Перед рассветом погромыхивание на западе стихло, но он проснулся от необычного постороннего вибрирующего звука и прислушался. Старая рига, где на соломе размещались на ночь замоскворецкие старшеклассники, была заполнена сонным дыханием, всхлипами, бредовым бормотанием, все еще спали, сваленные забытьём выбившихся из сил людей. А где-то на околице вкрадчиво работал мотор, вскоре желтый свет пополз по щелям риги, зазвенела дужка ведра — одинокая машина прошла по дороге ночной деревни, звук мотора удалился и стих. Потом яркий фиолетовый свет, как фейерверк из магния, ворвался в щели риги и на деревню начал накатывать рокот, все приближаясь, все усиливаясь. Сначала почудилось, что он шел с неба, распространяясь от низко летящих над деревней самолетов, но стала подрагивать земля, дужка на ведре задребезжала.сильнее, и теперь можно было различить рев моторов, лязганье гусениц. И в риге послышались всполошенные голоса, кто-то крикнул спросонок: «Ребята, наши танки отступают!» Вокруг зашуршала солома, задвигались тени подле закрытых на ночь ворот риги, они заскрипели под натиском тел, несколько человек выскочили на улицу. Снова кто-то закричал: «Наши отступают!» И другой перепуганный голос вплелся в нарастающий снаружи железный скрежет: «Не наши, а немцы это!» — «Откуда же немцы?» — пискнул третий голос. Когда Александр бросился к воротам риги, там сгрудились все, выглядывая на околицу, откуда надвигались из ночи на деревню широкие силуэты танков, выбрасывая из выхлопных труб завивающиеся искорки в пьшь дороги. Вновь с противоположной околицы взвилась с шипением и визгом ракета, залила синими сумерками всю деревню, колонну танков с фигурками людей, сидевших на броне, ржаное поле справа от дороги, ригу, столпившихся ребят. И Александр заметил среди непонимающих, растерянных лиц возбужденное лицо Захарова. Он стоял впереди остальных, затрудненно дышал, как давеча во время борьбы, озирался то на столпившихся за ним, то на танки, то на темнеющую опушку леса за ржаным полем и повторял одну и ту же фразу:

— Ребята, это немцы. Вот вам и стишки: «Московские мальчики, не мозольте ваши пальчики…» Они возьмут нас в плен. Надо бежать. В лес. Через поле. Кто со мной — айда!

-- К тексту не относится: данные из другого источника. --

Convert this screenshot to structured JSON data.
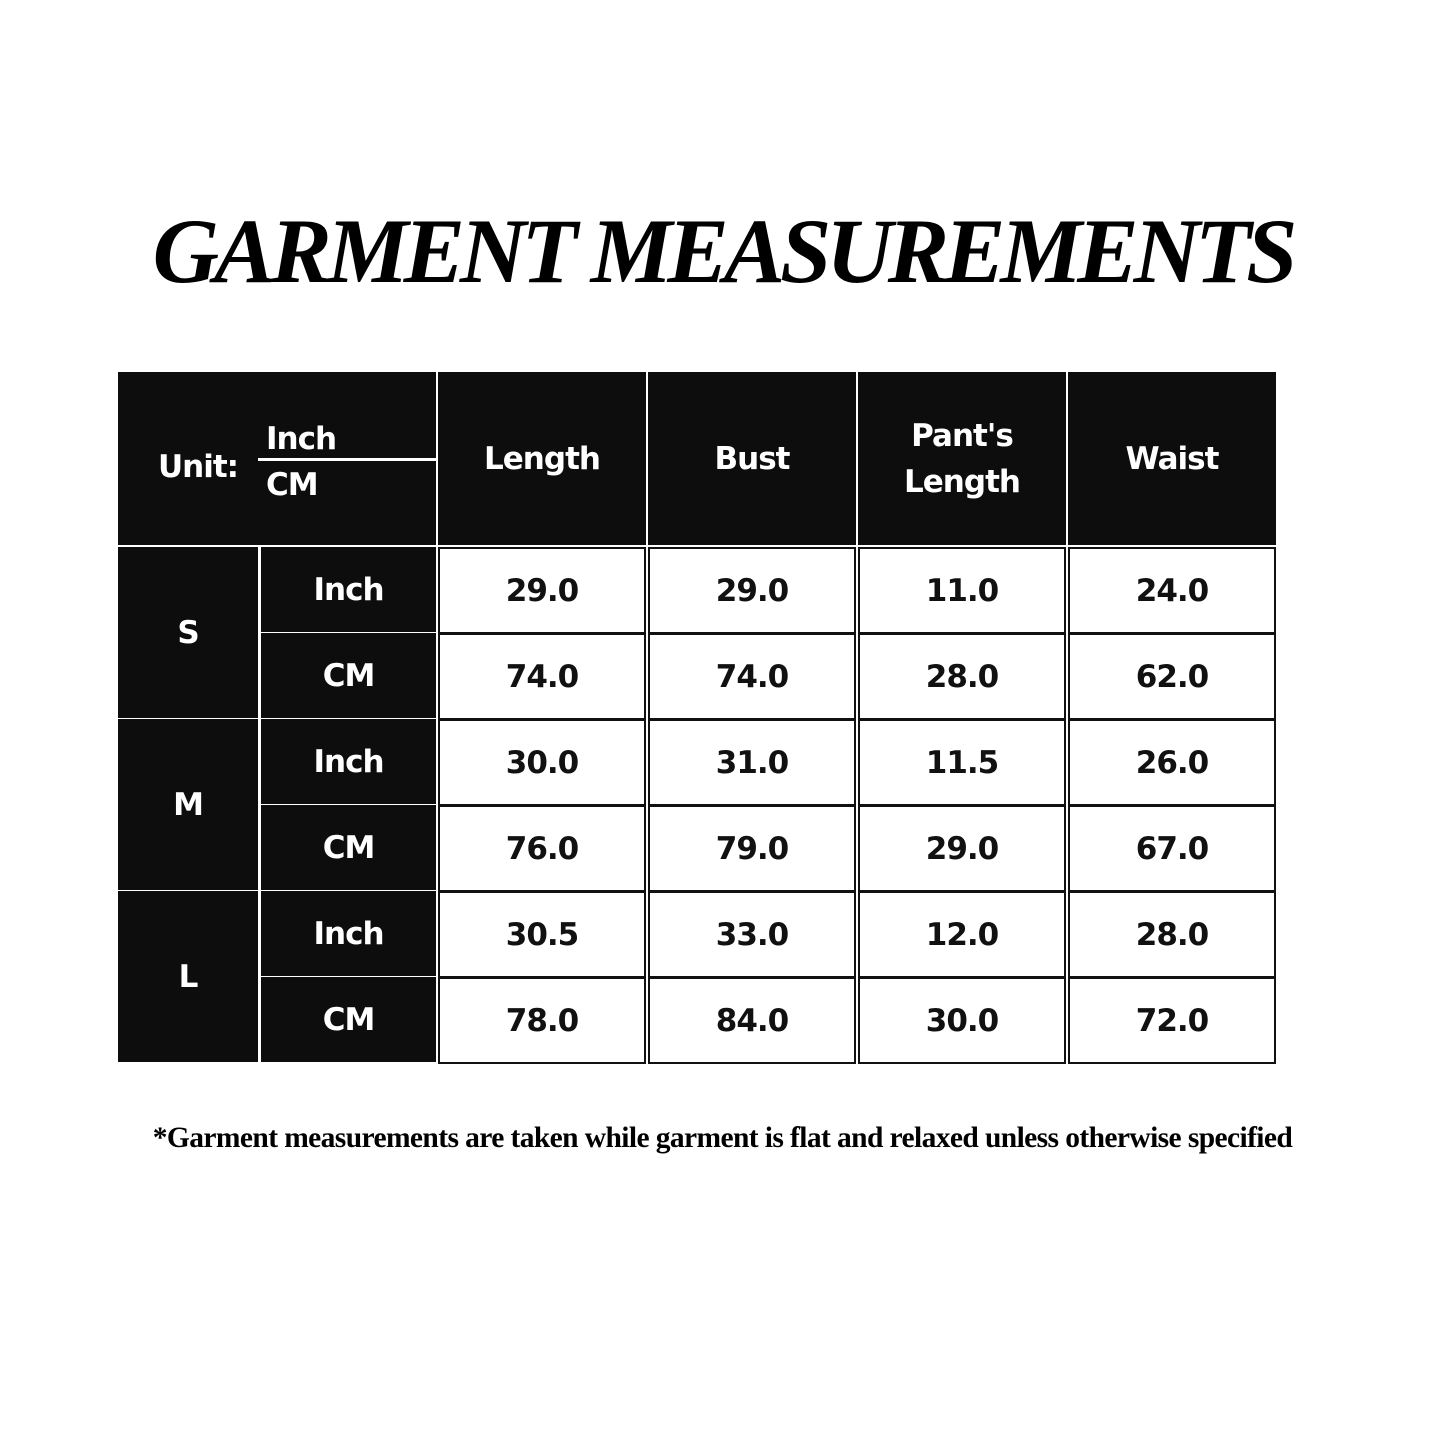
{
  "title": "GARMENT MEASUREMENTS",
  "table": {
    "unit_label": "Unit:",
    "unit_top": "Inch",
    "unit_bottom": "CM",
    "columns": [
      "Length",
      "Bust",
      "Pant's Length",
      "Waist"
    ],
    "sizes": [
      {
        "size": "S",
        "rows": [
          {
            "unit": "Inch",
            "values": [
              "29.0",
              "29.0",
              "11.0",
              "24.0"
            ]
          },
          {
            "unit": "CM",
            "values": [
              "74.0",
              "74.0",
              "28.0",
              "62.0"
            ]
          }
        ]
      },
      {
        "size": "M",
        "rows": [
          {
            "unit": "Inch",
            "values": [
              "30.0",
              "31.0",
              "11.5",
              "26.0"
            ]
          },
          {
            "unit": "CM",
            "values": [
              "76.0",
              "79.0",
              "29.0",
              "67.0"
            ]
          }
        ]
      },
      {
        "size": "L",
        "rows": [
          {
            "unit": "Inch",
            "values": [
              "30.5",
              "33.0",
              "12.0",
              "28.0"
            ]
          },
          {
            "unit": "CM",
            "values": [
              "78.0",
              "84.0",
              "30.0",
              "72.0"
            ]
          }
        ]
      }
    ]
  },
  "note": "*Garment measurements are taken while garment is flat and relaxed unless otherwise specified"
}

И по затравеневшему двору риги первым кинулся к ржаному полю, увлекая за собой человек десять; остальные топтались в нерешительности, переговариваясь неуверенно: «А может, это наши? Может, отступают?»

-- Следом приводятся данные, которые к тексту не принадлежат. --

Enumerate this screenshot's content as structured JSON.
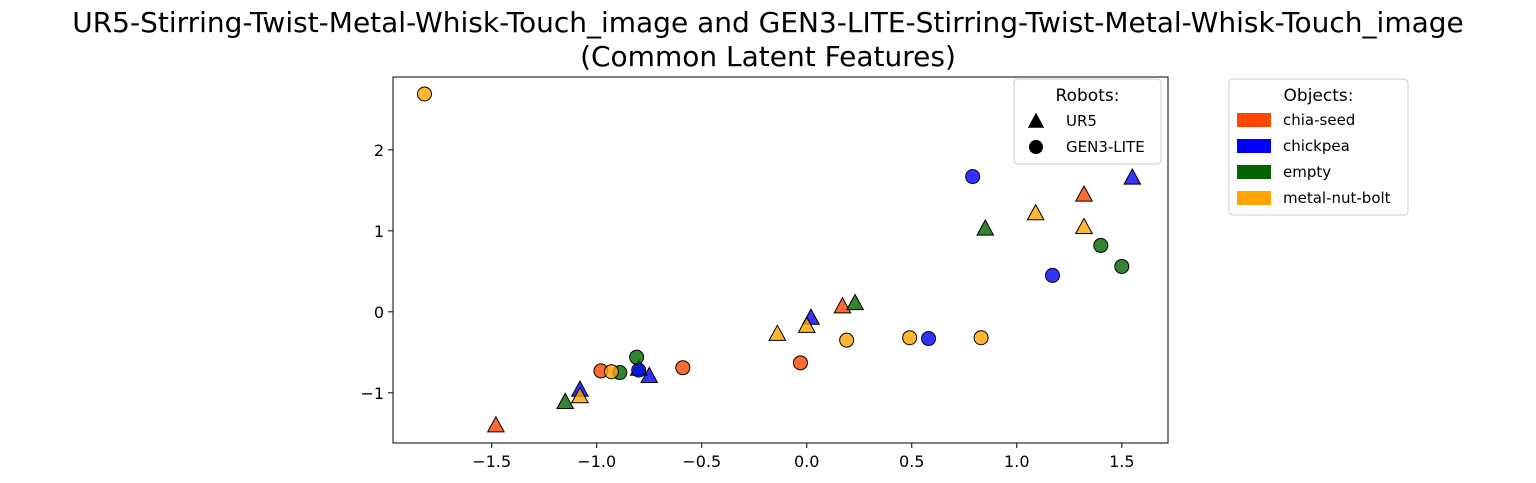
{
  "chart_data": {
    "type": "scatter",
    "title_line1": "UR5-Stirring-Twist-Metal-Whisk-Touch_image and GEN3-LITE-Stirring-Twist-Metal-Whisk-Touch_image",
    "title_line2": "(Common Latent Features)",
    "xlabel": "",
    "ylabel": "",
    "xlim": [
      -1.97,
      1.72
    ],
    "ylim": [
      -1.62,
      2.9
    ],
    "xticks": [
      -1.5,
      -1.0,
      -0.5,
      0.0,
      0.5,
      1.0,
      1.5
    ],
    "xtick_labels": [
      "−1.5",
      "−1.0",
      "−0.5",
      "0.0",
      "0.5",
      "1.0",
      "1.5"
    ],
    "yticks": [
      -1,
      0,
      1,
      2
    ],
    "ytick_labels": [
      "−1",
      "0",
      "1",
      "2"
    ],
    "grid": false,
    "robots_legend": {
      "title": "Robots:",
      "placement": "upper-right-inside",
      "entries": [
        {
          "label": "UR5",
          "marker": "triangle"
        },
        {
          "label": "GEN3-LITE",
          "marker": "circle"
        }
      ]
    },
    "objects_legend": {
      "title": "Objects:",
      "placement": "outside-right",
      "entries": [
        {
          "label": "chia-seed",
          "color": "#ff4500"
        },
        {
          "label": "chickpea",
          "color": "#0000ff"
        },
        {
          "label": "empty",
          "color": "#006400"
        },
        {
          "label": "metal-nut-bolt",
          "color": "#ffa500"
        }
      ]
    },
    "points": [
      {
        "robot": "UR5",
        "object": "chia-seed",
        "x": -1.48,
        "y": -1.4
      },
      {
        "robot": "UR5",
        "object": "chia-seed",
        "x": 0.17,
        "y": 0.07
      },
      {
        "robot": "UR5",
        "object": "chia-seed",
        "x": 1.32,
        "y": 1.45
      },
      {
        "robot": "UR5",
        "object": "chickpea",
        "x": -1.08,
        "y": -0.96
      },
      {
        "robot": "UR5",
        "object": "chickpea",
        "x": -0.75,
        "y": -0.79
      },
      {
        "robot": "UR5",
        "object": "chickpea",
        "x": 0.02,
        "y": -0.07
      },
      {
        "robot": "UR5",
        "object": "chickpea",
        "x": 1.55,
        "y": 1.66
      },
      {
        "robot": "UR5",
        "object": "empty",
        "x": -1.15,
        "y": -1.11
      },
      {
        "robot": "UR5",
        "object": "empty",
        "x": -0.8,
        "y": -0.7
      },
      {
        "robot": "UR5",
        "object": "empty",
        "x": 0.23,
        "y": 0.11
      },
      {
        "robot": "UR5",
        "object": "empty",
        "x": 0.85,
        "y": 1.03
      },
      {
        "robot": "UR5",
        "object": "metal-nut-bolt",
        "x": -1.08,
        "y": -1.04
      },
      {
        "robot": "UR5",
        "object": "metal-nut-bolt",
        "x": -0.14,
        "y": -0.27
      },
      {
        "robot": "UR5",
        "object": "metal-nut-bolt",
        "x": 0.0,
        "y": -0.17
      },
      {
        "robot": "UR5",
        "object": "metal-nut-bolt",
        "x": 1.09,
        "y": 1.22
      },
      {
        "robot": "UR5",
        "object": "metal-nut-bolt",
        "x": 1.32,
        "y": 1.05
      },
      {
        "robot": "GEN3-LITE",
        "object": "chia-seed",
        "x": -0.98,
        "y": -0.73
      },
      {
        "robot": "GEN3-LITE",
        "object": "chia-seed",
        "x": -0.59,
        "y": -0.69
      },
      {
        "robot": "GEN3-LITE",
        "object": "chia-seed",
        "x": -0.03,
        "y": -0.63
      },
      {
        "robot": "GEN3-LITE",
        "object": "chickpea",
        "x": -0.8,
        "y": -0.72
      },
      {
        "robot": "GEN3-LITE",
        "object": "chickpea",
        "x": 0.58,
        "y": -0.33
      },
      {
        "robot": "GEN3-LITE",
        "object": "chickpea",
        "x": 0.79,
        "y": 1.67
      },
      {
        "robot": "GEN3-LITE",
        "object": "chickpea",
        "x": 1.17,
        "y": 0.45
      },
      {
        "robot": "GEN3-LITE",
        "object": "empty",
        "x": -0.89,
        "y": -0.75
      },
      {
        "robot": "GEN3-LITE",
        "object": "empty",
        "x": -0.81,
        "y": -0.56
      },
      {
        "robot": "GEN3-LITE",
        "object": "empty",
        "x": 1.4,
        "y": 0.82
      },
      {
        "robot": "GEN3-LITE",
        "object": "empty",
        "x": 1.5,
        "y": 0.56
      },
      {
        "robot": "GEN3-LITE",
        "object": "metal-nut-bolt",
        "x": -1.82,
        "y": 2.69
      },
      {
        "robot": "GEN3-LITE",
        "object": "metal-nut-bolt",
        "x": -0.93,
        "y": -0.74
      },
      {
        "robot": "GEN3-LITE",
        "object": "metal-nut-bolt",
        "x": 0.19,
        "y": -0.35
      },
      {
        "robot": "GEN3-LITE",
        "object": "metal-nut-bolt",
        "x": 0.49,
        "y": -0.32
      },
      {
        "robot": "GEN3-LITE",
        "object": "metal-nut-bolt",
        "x": 0.83,
        "y": -0.32
      }
    ]
  }
}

В следующую минуту все удостоверились, что это не «наши». Захарову и его группе необходимо было проскочить метров сто по открытому месту, чтобы достичь поля, по которому надо было бежать к лесу, пригибаясь в высокой ржи. Но, вероятно, догорающая за домами ракета высветила скопившихся людей около ворот риги, и в тот миг, когда еще мерцал свет ракеты, а Захаров со своей группой миновал двор риги и подбегал к полю, длинные автоматные очереди запульсировали на танках, и догоняющие друг друга трассы, мелькнув, вонзились в кучку людей, веером хлестнули по стенам риги. Впереди кто то страшно закричал, застонал, как раненое животное; там, где только что бежала группа Захарова, никого не было, там сверкали трассы. Затем оборвался треск автоматных очередей, и только слышен был близкий лязг гусениц входивших в деревню танков.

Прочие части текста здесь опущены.